“Romance is thinking about your significant other, when you are supposed to be thinking about something else.”
An emotional attraction to another person is usually associated with romantic love. There are few way to express that: for some people it can be a bunch of roses, for others a weekend break in a mountain cabin. But there are some people for whom it’s not just an act saved up for special occasions, it’s a way of life, a never-ending journey, and they are forever trying to buy a ticket to your heart.
So here they are – the world’s most romantic people.
Europe’s most convincing Casanovas, the Spanish, are often overlooked in favor of the French and the Italians. They shouldn’t be.
Sure, the ongoing popularity of the mullet hairstyle and its hideous near cousin, the rat-tail, counts against the Iberians, but they are more than willing to showcase plenty of charm-positive attributes to offset these follicular sins.
With a lineage heavily drawn from both Italy and Spain, it’s no wonder many Argentines consider themselves superior to both when it comes to wooing the opposite sex.
More than any other Latin American nation, the country has traditionally looked to Europe for cultural inspiration; the fire and passion, not to mention the propensity for dramatics, associated with its two main foreign influences are very much evident.
The perfect expression of Argentine romanticism can be found in the tango -– arguably the world’s most sensuous dance -– but is detectable in everything from the heady red wines to the sublime football skills of stars such as Diego Maradona and Lionel Messi.
The word “romance” originally meant from or about Rome, which means that, by default, just about anything Italian is considered romantic.
Notwithstanding Tuscan blood cake and prices in Milan — two obvious turn-offs — you’d be hard-pressed to resist the evocative landscapes, the rich history and the vowelgasmic accent.
It’s a predictable cliché but just like American brashness and Australian beer worship, the French fluency in “la langue de l’amour” is not just a myth.
The combination of a seductive capital city, a history drenched in heroism and a laissez-faire vocal brogue makes resisting a Frenchman’s pass even less likely than the chance he won’t try it on.
Throw in their appreciation for life’s fine things and you can occasionally even find yourself declaring their physical shortcomings (see Serge Gainsbourg, Gérard Depardieu) and fiery temper as “endearing.”
Take a measure of caipirinha-fueled debauchery and balance it with a shot of saudade –- a word that roughly translates into English as a deep emotional state of nostalgic longing -– and you are on the way to understanding Brazil’s romantic appeal.
The Brazilians are not shy about sex; witness the ass shaking that goes on at carnival (and much of the rest of the time) and the many themed love motels catering to lusty couples.

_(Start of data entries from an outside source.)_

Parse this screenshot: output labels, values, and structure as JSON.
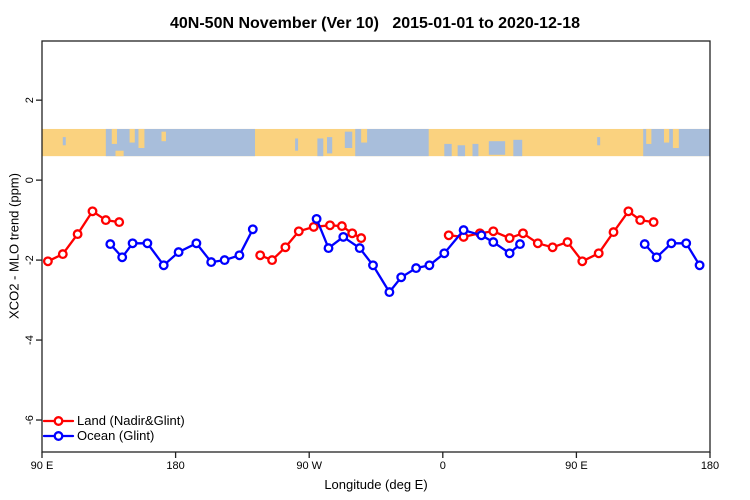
{
  "chart_data": {
    "type": "line",
    "title": "40N-50N November (Ver 10)   2015-01-01 to 2020-12-18",
    "xlabel": "Longitude (deg E)",
    "ylabel": "XCO2 - MLO trend (ppm)",
    "xlim": [
      90,
      540
    ],
    "ylim": [
      -6.8,
      3.48
    ],
    "grid": false,
    "legend_position": "bottom-left",
    "x_ticks": [
      {
        "lon": 90,
        "label": "90 E"
      },
      {
        "lon": 180,
        "label": "180"
      },
      {
        "lon": 270,
        "label": "90 W"
      },
      {
        "lon": 360,
        "label": "0"
      },
      {
        "lon": 450,
        "label": "90 E"
      },
      {
        "lon": 540,
        "label": "180"
      }
    ],
    "y_ticks": [
      {
        "value": 2,
        "label": "2"
      },
      {
        "value": 0,
        "label": "0"
      },
      {
        "value": -2,
        "label": "-2"
      },
      {
        "value": -4,
        "label": "-4"
      },
      {
        "value": -6,
        "label": "-6"
      }
    ],
    "legend": [
      {
        "label": "Land (Nadir&Glint)",
        "color": "#ff0000"
      },
      {
        "label": "Ocean (Glint)",
        "color": "#0000ff"
      }
    ],
    "map_band": {
      "description": "40N-50N latitude strip map, land vs ocean, repeats after 360",
      "y_range_ppm": [
        0.6,
        1.28
      ],
      "land_color": "#FAD27F",
      "ocean_color": "#A8BEDB",
      "ocean_segments_lon": [
        [
          133,
          233.5
        ],
        [
          301,
          350.5
        ],
        [
          495,
          540
        ]
      ],
      "sea_patches_lon": [
        [
          104,
          106,
          0.3,
          0.6
        ],
        [
          260.5,
          262.5,
          0.35,
          0.8
        ],
        [
          275.5,
          279.5,
          0.35,
          1.0
        ],
        [
          282,
          285.5,
          0.3,
          0.9
        ],
        [
          294,
          299,
          0.1,
          0.7
        ],
        [
          361,
          366,
          0.55,
          1.0
        ],
        [
          370,
          375,
          0.6,
          1.0
        ],
        [
          380,
          384,
          0.55,
          1.0
        ],
        [
          391,
          402,
          0.45,
          0.95
        ],
        [
          407.5,
          413.5,
          0.4,
          1.0
        ],
        [
          464,
          466,
          0.3,
          0.6
        ]
      ],
      "island_patches_lon": [
        [
          137,
          140.5,
          0.0,
          0.55
        ],
        [
          139.5,
          145,
          0.8,
          1.0
        ],
        [
          149,
          152.5,
          0.0,
          0.5
        ],
        [
          155,
          159,
          0.0,
          0.7
        ],
        [
          170.5,
          173.5,
          0.1,
          0.45
        ],
        [
          305,
          309,
          0.0,
          0.5
        ],
        [
          497,
          500.5,
          0.0,
          0.55
        ],
        [
          509,
          512.5,
          0.0,
          0.5
        ],
        [
          515,
          519,
          0.0,
          0.7
        ]
      ]
    },
    "series": [
      {
        "name": "Land (Nadir&Glint)",
        "color": "#ff0000",
        "marker": "open-circle",
        "segments": [
          [
            [
              94,
              -2.03
            ],
            [
              104,
              -1.85
            ],
            [
              114,
              -1.35
            ],
            [
              124,
              -0.78
            ],
            [
              133,
              -1.0
            ],
            [
              142,
              -1.05
            ]
          ],
          [
            [
              237,
              -1.88
            ],
            [
              245,
              -2.0
            ],
            [
              254,
              -1.68
            ],
            [
              263,
              -1.28
            ],
            [
              273,
              -1.17
            ],
            [
              284,
              -1.13
            ],
            [
              292,
              -1.15
            ],
            [
              299,
              -1.33
            ],
            [
              305,
              -1.45
            ]
          ],
          [
            [
              364,
              -1.38
            ],
            [
              374,
              -1.42
            ],
            [
              385,
              -1.33
            ],
            [
              394,
              -1.28
            ],
            [
              405,
              -1.45
            ],
            [
              414,
              -1.33
            ],
            [
              424,
              -1.58
            ],
            [
              434,
              -1.68
            ],
            [
              444,
              -1.55
            ],
            [
              454,
              -2.03
            ],
            [
              465,
              -1.83
            ],
            [
              475,
              -1.3
            ],
            [
              485,
              -0.78
            ],
            [
              493,
              -1.0
            ],
            [
              502,
              -1.05
            ]
          ]
        ]
      },
      {
        "name": "Ocean (Glint)",
        "color": "#0000ff",
        "marker": "open-circle",
        "segments": [
          [
            [
              136,
              -1.6
            ],
            [
              144,
              -1.93
            ],
            [
              151,
              -1.58
            ],
            [
              161,
              -1.58
            ],
            [
              172,
              -2.13
            ],
            [
              182,
              -1.8
            ],
            [
              194,
              -1.58
            ],
            [
              204,
              -2.05
            ],
            [
              213,
              -2.0
            ],
            [
              223,
              -1.88
            ],
            [
              232,
              -1.23
            ]
          ],
          [
            [
              275,
              -0.97
            ],
            [
              283,
              -1.7
            ],
            [
              293,
              -1.42
            ],
            [
              304,
              -1.7
            ],
            [
              313,
              -2.13
            ],
            [
              324,
              -2.8
            ],
            [
              332,
              -2.43
            ],
            [
              342,
              -2.2
            ],
            [
              351,
              -2.13
            ],
            [
              361,
              -1.83
            ],
            [
              374,
              -1.25
            ],
            [
              386,
              -1.38
            ],
            [
              394,
              -1.55
            ],
            [
              405,
              -1.83
            ],
            [
              412,
              -1.6
            ]
          ],
          [
            [
              496,
              -1.6
            ],
            [
              504,
              -1.93
            ],
            [
              514,
              -1.58
            ],
            [
              524,
              -1.58
            ],
            [
              533,
              -2.13
            ]
          ]
        ]
      }
    ]
  }
}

But, as anyone who has watched the nation’s football team, caught a samba band or watched the stars above Corcovado in Rio knows, there’s as much emphasis on sensuality as there is on straight-up rumpo.
They are different from the rest of the Arab world and they know it. Blessed with olive skin, soulful dark eyes and smoldering looks (not to mention a penchant by some for surgical enhancement), the Lebanese make full use of their physical attributes.
Combine this with Beirut, the region’s most liberal capital with a ton of slick nightspots, and you have the ingredients for a host of sexy, but classy, encounters.
Look past the Crocs, morbid obesity and Lycra-clad wrestlers and you’ll find that the United States practically invented the modern lovelorn teenager.
American innovations such as drive-in cinemas, mass production of the automobile and the nurturing of musical genres from jazz to house added frisson to courtship rituals that had till then been the domain of only those who could recite Shakespeare or dance ballroom.
At its heart, the American dream is fueled by an aching tenderness.
The Swedes’ egalitarian approach to romancing offers hope to folk without sultry Latin looks or silver-tongued repartee.
Famed for his well-scrubbed appearance, the secret weapon of the Swedish male is not his golden mane or perfect teeth but his willingness to do his thing with a duster. A recent study of 12 countries by Oxford University economist Almudena Sevilla-Sanz found that Swedish males’ enlightened attitudes toward gender roles make them the best potential husbands in the developed world.
When slushy novel publisher Mills & Boon ran a poll to find the world’s most romantic nationalities in 2009, the inclusion of the Irish in the top three came as a surprise to some -– not least to the Irish themselves.
Self-deprecation and not self-aggrandizement is generally the way they do things in the Emerald Isle. But it’s exactly that “Oh I didn’t mean to charm you, but I guess I did” smile that wins them a spot here.
Look past the often harsh-sounding language and the fact he picked you up on his dad’s scooter and you’ll find a nation as romantic as any.
Here, however, the meaning of amour is skewed depending on your gender. While the guys lay the syrup on thick in the form of love poems, drippy texts and gifts of giant teddy bears, a good proportion of them have as many love interests as they have SIM cards to keep them compartmentalized.